Lauren Price w swoim marzeniu o występowaniu na stadionie poczuła, że jest o krok bliżej rzeczywistości, gdy stanęła na boisku Principality Stadium tuż przed meczem rugby Walii z Nową Zelandią w zeszły weekend. Spojrzenie na 70 000 fanów i usłyszenie ryku tłumu tylko podgrzało ambicje złotej medalistki olimpijskiej.
„Trudno mi to opisać,” powiedziała Price dla Sky Sports. „Wsparcie, zdaje się, przytłoczyło mnie nieco.”
Mówiąc na 'Box-a-Thon’, imprezie charytatywnej dla Roundabout i Sheffield Mind, Price powiedziała: „Chodziło mi bardziej o wyjście na ring i walkę, to było inny rodzaj uczucia [na stadionie Principality]. Chciałabym kiedyś boksować właśnie tutaj.”
Przed taką walką dużej skali jeszcze długa droga przed Price. Jednak już teraz buduje ona zaciekłą grupę fanów w Walii i po ostatniej unifikacji trzech mistrzowskich pasów świata w walce z Natashą Jonas, odnosi sukcesy na najwyższym poziomie tej dyscypliny.
Price rozwija rywalizację z Mikaelą Mayer, która posiada czwarty pas mistrzowski wagi półśredniej.
Walka z nią o tytuł niekwestionowanej mistrzyni mogłaby w końcu doprowadzić Price do starcia z Claressą Shields, jej poprzedniczką jako mistrzyni olimpijskiej wagi średniej. Taka walka może mieć potencjał, aby w przyszłości wypełnić stadion.

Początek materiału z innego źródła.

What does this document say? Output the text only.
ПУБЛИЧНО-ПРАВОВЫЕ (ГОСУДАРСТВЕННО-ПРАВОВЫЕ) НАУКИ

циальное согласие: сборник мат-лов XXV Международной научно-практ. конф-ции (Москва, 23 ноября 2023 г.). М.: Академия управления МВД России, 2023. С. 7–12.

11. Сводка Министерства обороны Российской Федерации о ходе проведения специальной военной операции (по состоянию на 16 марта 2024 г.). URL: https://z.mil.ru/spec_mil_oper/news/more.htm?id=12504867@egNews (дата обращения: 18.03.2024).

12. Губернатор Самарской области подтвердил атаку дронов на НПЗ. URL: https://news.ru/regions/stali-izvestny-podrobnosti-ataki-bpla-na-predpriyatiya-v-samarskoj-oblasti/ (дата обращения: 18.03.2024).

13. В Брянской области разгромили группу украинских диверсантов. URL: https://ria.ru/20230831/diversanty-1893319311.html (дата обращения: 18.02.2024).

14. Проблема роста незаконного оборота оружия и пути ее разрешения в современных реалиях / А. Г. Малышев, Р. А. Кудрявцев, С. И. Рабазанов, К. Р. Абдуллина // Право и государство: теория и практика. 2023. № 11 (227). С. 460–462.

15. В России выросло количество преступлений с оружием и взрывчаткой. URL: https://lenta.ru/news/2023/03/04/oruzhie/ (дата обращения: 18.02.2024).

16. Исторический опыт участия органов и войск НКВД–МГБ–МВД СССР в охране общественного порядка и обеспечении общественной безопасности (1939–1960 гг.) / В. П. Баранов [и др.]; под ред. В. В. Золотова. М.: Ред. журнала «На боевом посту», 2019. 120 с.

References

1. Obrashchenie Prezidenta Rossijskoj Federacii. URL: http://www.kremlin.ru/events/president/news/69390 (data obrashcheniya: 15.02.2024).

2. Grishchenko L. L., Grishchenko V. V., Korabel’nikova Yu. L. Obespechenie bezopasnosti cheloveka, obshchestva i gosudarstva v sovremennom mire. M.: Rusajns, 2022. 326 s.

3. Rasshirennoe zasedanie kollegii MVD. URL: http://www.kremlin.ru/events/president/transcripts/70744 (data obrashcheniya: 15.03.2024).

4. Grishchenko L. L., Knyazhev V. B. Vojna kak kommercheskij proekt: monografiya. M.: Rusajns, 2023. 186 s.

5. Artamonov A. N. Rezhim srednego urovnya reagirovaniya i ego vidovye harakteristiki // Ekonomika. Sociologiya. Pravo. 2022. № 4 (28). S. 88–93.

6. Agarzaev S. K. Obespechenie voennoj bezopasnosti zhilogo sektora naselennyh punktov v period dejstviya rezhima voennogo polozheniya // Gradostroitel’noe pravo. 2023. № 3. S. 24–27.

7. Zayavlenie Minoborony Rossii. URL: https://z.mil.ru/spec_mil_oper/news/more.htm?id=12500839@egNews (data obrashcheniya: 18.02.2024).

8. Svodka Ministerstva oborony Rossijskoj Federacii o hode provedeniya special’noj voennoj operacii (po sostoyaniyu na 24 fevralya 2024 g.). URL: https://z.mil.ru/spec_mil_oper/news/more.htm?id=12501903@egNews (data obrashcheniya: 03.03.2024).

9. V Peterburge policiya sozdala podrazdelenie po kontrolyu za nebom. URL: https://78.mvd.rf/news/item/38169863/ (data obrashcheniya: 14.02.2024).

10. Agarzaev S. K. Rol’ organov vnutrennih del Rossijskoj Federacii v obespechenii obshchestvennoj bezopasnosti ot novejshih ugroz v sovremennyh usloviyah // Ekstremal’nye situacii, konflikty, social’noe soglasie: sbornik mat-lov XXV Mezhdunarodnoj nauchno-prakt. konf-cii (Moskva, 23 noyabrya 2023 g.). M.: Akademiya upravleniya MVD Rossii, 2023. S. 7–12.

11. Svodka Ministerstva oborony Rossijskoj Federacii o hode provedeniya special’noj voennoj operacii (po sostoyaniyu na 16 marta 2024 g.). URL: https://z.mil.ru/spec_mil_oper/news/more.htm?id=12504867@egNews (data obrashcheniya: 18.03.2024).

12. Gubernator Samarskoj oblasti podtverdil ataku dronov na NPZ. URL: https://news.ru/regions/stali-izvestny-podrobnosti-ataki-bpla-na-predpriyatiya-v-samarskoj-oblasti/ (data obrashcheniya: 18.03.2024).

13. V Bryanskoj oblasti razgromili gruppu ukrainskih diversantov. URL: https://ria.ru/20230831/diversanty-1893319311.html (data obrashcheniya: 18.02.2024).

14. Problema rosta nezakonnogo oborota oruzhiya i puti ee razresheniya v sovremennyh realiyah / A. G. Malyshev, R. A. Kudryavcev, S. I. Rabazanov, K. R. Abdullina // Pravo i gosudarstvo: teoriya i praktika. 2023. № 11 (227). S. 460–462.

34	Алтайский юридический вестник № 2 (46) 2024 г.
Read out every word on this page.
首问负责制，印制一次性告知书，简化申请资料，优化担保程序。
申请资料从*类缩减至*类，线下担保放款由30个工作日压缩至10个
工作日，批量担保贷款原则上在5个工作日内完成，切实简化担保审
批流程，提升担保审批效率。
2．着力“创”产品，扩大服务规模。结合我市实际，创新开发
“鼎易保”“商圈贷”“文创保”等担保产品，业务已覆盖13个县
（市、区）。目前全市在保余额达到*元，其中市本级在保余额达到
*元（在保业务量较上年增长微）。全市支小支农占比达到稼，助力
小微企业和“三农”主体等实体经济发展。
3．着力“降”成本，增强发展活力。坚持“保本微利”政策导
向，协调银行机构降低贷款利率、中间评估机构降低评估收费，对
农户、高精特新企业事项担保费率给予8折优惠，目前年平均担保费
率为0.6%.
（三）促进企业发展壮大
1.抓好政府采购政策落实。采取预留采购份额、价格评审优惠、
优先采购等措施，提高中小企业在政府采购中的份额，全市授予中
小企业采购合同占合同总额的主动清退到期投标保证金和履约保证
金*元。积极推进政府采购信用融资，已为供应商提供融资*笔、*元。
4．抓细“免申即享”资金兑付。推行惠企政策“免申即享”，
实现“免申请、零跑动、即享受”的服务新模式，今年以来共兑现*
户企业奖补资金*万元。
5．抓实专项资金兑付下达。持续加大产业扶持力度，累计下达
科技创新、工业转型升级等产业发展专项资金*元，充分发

„Teraz myślę, że to jest możliwe. Rob [McCracken, jej trener] zawsze mi mówi, żeby myśleć dużo, i tak właśnie myślę. Niektórzy mogą pomyśleć, że zwariowałam,” powiedziała Price. „Wierzę, że tam dojdziemy.”
Walka Shields z Marshall w 2022 roku w O2 Arena w Londynie okazała się wydarzeniem o dużym znaczeniu. Amerykańska supergwiazda mogłaby być skuszona, aby ponownie boksem walczyć w Wielkiej Brytanii dla jeszcze większego wydarzenia.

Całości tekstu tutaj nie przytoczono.